The current issue of The Economist magazine kicks off a weekly special section on China, which is a magnet for multinational PR firms. It’s the first time the British publication has singled out a country for coverage since 1942 when the U.S. was deemed noteworthy enough for its own section.
The editors say China gets its own pages because it is “now an economic superpower and is fast becoming a military force capable of unsettling America.” They also note that the country’s politics is “governed by a system that is out of step with global norms.”
The Economist believes that China in this age of social media must ease its tight control over free expression because “angry people can talk to each other, as they never could before, through the Internet.” The country must master the “art of letting go.”
China’s development is more than an intellectual interest to those outside the country, say the editors. “Whether the country continues as an authoritarian colossus, stagnates, disintegrates, or, as we would wish becomes both freer and more prosperous will not just determine China’s future, but shape the rest of the world’s too.”

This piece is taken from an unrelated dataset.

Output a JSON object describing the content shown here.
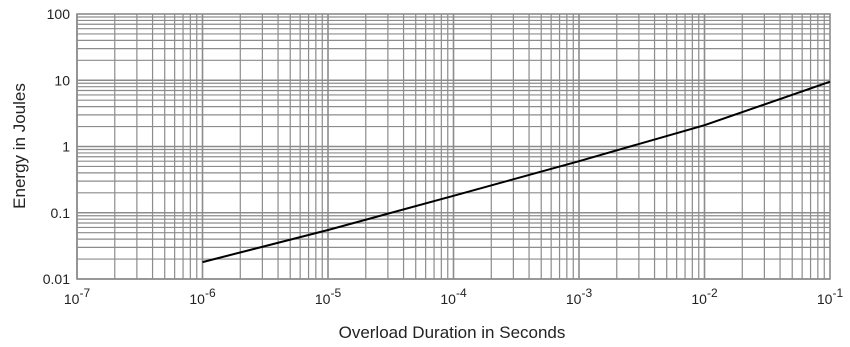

In the mind of The Economist, China has far to go to catch the U.S. The U.S. merits six pages of coverage in the current issue, led by an article headlined “Newt’s (fleeting moment), a profile of New York Governor and Democratic rising star Andrew Cuomo, immigration reform and the future outlook of coal as America’s primary source.
China gets four pages with stories on the communist party’s foray into capitalism, capital punishment, tobacco boom and tribalism of city dwellers.
The U.S. edition of the 169-year-old magazine gives Britain three pages. Talk about a changing of the international guard.